2. Langkah kedua interprestasi data dasar
Pada langkah ini dilakukan identifikasi yang benar terhadap diagnose atau masalah dan
kebutuhan klien berdasarkan interprestasi yang benar atas data-data yang dikumpulka.
Data dasar yang sudah dikumpulkan diiterprestasikan sehingga ditemukan masalah atau
diagnose yang spesifik. Kata masalah dan diagnose keduanya digunakan karena beberapa
masalah tidak dapat diselesaikan seperti diagnosa tetapi sungguh membutuhkan
penanganan yang dituangkan kedalam sebuah rencana asuhanterhadap klien
3. Langkah ketiga mengidentifikasi diagnose atau masalah potensial
Pada langkah ini kita mengidentifikasi masalah atau diagnosa potensial lain berdasarkan
rangkaian masalah dan diagnosa yang sidah diidentifikasi. Langkah ini membutuhkan
antisipasi, bila memungkinkan dilakukan pencegahan sambil mengamati klien bidan
diharapkan dapat bersiap- siap bila diagnosa atau masalah potensial ini benar-benar
terjadi
4. Langkah keempat mengidentifikasi dan menetapkan kebutuhan yang memerlukan
penangan segera
Mengidentifikasi perlunya tindakan segera oleh bidan atau dokter untuk dikonsulkan atau
ditangani bersama dengan anggota tim kesehatan yang lain sesuai dengan kondisi klien
5. Langkah kelima merencanakan asuhan menyeluruh
Pada langkah ini direncanakan asuhan yang menyeluruh yang ditentukan oleh langkah-
langkah sebelumnya. Langkah ini merupakan kelanjutan manajemen terhadap diagnosa
atau masalah yang tidak diitentifikasi atau diantisipasi, pada langkah ini informasi /data
dasar yang tidak lengkap dan dilengkapi
6. Langkah keenam melaksanakan perencanan
Pada langkah keenam ini rencana asuhan menyeluruh seperti yang diuraikan pada langkah
kelima dilaksanakan secara efisien dan aman.

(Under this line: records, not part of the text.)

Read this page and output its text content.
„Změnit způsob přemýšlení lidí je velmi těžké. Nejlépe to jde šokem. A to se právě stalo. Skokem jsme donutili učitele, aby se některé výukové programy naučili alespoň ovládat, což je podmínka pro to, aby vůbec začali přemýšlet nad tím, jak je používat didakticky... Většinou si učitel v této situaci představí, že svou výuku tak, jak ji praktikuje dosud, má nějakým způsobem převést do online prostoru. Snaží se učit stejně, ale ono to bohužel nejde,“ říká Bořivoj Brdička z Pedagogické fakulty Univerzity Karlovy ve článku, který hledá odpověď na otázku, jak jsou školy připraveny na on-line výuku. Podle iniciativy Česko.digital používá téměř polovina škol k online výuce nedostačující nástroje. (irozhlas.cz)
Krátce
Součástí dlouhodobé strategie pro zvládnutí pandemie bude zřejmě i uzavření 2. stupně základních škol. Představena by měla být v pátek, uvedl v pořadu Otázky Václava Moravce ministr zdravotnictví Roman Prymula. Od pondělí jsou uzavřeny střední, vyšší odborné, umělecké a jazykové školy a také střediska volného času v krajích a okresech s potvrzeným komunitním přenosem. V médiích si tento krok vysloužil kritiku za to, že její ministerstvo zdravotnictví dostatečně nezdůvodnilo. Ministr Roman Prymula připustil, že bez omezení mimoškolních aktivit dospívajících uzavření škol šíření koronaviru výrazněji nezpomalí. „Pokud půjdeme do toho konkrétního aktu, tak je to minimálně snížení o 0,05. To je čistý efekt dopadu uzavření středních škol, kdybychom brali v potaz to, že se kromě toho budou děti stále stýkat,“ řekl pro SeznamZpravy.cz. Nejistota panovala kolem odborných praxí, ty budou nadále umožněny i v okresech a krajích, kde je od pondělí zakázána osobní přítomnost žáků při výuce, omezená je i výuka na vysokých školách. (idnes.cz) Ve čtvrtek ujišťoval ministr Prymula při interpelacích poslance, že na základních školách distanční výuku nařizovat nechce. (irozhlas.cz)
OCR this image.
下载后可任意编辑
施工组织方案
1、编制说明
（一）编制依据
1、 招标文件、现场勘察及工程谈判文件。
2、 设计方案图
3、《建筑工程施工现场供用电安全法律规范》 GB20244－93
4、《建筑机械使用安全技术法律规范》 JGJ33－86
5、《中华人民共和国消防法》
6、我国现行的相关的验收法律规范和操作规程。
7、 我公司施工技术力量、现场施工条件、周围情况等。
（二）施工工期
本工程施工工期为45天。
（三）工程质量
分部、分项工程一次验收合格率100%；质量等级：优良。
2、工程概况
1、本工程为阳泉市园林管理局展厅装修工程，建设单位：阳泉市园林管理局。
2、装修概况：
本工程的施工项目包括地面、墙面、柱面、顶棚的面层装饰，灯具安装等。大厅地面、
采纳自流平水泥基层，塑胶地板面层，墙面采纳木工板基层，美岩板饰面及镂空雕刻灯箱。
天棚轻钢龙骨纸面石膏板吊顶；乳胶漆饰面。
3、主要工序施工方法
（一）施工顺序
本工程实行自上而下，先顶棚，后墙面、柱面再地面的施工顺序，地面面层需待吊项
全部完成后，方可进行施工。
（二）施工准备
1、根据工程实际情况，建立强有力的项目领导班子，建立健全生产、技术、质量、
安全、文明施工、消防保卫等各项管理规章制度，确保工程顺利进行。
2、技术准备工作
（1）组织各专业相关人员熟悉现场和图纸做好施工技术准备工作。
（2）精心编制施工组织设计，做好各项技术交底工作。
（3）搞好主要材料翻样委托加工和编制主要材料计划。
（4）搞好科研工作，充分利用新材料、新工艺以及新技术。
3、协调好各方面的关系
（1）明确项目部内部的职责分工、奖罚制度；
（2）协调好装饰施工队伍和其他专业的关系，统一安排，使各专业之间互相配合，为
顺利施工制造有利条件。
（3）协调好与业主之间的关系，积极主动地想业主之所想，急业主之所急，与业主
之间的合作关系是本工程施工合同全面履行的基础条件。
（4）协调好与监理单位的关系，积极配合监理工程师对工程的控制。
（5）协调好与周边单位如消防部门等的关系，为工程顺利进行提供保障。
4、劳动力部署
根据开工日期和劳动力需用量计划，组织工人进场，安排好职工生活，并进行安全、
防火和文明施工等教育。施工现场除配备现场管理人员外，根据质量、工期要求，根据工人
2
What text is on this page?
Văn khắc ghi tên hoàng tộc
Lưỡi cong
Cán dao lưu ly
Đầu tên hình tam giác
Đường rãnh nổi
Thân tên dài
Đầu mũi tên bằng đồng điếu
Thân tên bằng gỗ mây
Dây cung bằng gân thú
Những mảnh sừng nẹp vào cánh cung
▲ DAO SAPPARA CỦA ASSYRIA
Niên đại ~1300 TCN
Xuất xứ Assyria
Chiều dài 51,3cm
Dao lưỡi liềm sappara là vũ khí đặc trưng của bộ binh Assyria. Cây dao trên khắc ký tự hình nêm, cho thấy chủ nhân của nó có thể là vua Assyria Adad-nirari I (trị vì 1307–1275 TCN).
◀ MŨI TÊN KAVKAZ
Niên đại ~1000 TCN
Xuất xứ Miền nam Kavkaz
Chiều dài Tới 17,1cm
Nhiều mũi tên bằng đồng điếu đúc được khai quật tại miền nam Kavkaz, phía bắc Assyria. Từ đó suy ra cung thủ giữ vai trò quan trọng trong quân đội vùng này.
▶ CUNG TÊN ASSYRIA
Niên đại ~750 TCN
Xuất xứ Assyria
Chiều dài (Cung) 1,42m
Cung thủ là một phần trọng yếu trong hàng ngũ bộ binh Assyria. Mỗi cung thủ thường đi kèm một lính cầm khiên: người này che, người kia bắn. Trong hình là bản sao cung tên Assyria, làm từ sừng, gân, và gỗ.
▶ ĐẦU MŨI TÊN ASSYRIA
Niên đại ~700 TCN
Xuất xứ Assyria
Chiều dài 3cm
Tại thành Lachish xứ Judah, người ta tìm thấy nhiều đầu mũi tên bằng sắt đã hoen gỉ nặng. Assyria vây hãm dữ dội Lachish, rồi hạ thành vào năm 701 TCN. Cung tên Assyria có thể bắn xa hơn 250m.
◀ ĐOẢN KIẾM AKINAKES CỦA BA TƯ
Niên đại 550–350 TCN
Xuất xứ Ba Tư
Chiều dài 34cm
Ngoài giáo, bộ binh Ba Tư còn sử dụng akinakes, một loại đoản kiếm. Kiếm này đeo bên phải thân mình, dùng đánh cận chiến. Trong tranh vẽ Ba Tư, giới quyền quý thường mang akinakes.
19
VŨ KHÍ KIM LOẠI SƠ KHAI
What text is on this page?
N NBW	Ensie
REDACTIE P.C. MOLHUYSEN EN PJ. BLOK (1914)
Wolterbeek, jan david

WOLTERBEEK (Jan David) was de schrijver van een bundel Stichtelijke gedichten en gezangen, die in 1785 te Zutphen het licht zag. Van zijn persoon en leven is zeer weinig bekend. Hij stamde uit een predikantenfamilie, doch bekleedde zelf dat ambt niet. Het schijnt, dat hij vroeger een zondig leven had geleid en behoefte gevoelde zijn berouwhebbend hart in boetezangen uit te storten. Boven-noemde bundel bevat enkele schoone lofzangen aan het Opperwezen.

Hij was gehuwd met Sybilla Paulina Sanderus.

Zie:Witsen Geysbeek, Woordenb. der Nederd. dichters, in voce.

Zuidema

Perencanan ini biasa dilakukan seluruhnya
oleh bidan atausebagian dilakukan oleh bidan dan sebagian lagi oleh klien atau anggota
tim kesehatan yang lain.
7. Langkah ketujuh evaluasi
Pada langkah ketujuh ini lakukan evaluasi keefektifan dari asuhan yang telah diberikan
meliputi pemenuhan kebutuhan akan bantuan apakah benar-benar terpenuhi sesuai
dengan kebutuhan sebagaimanatelah diidentifikasi dalam masalah dan diagnosa. Rencana
tersebut dapat dianggap efektif jika memang benar efektif dalam pelaksanaanya.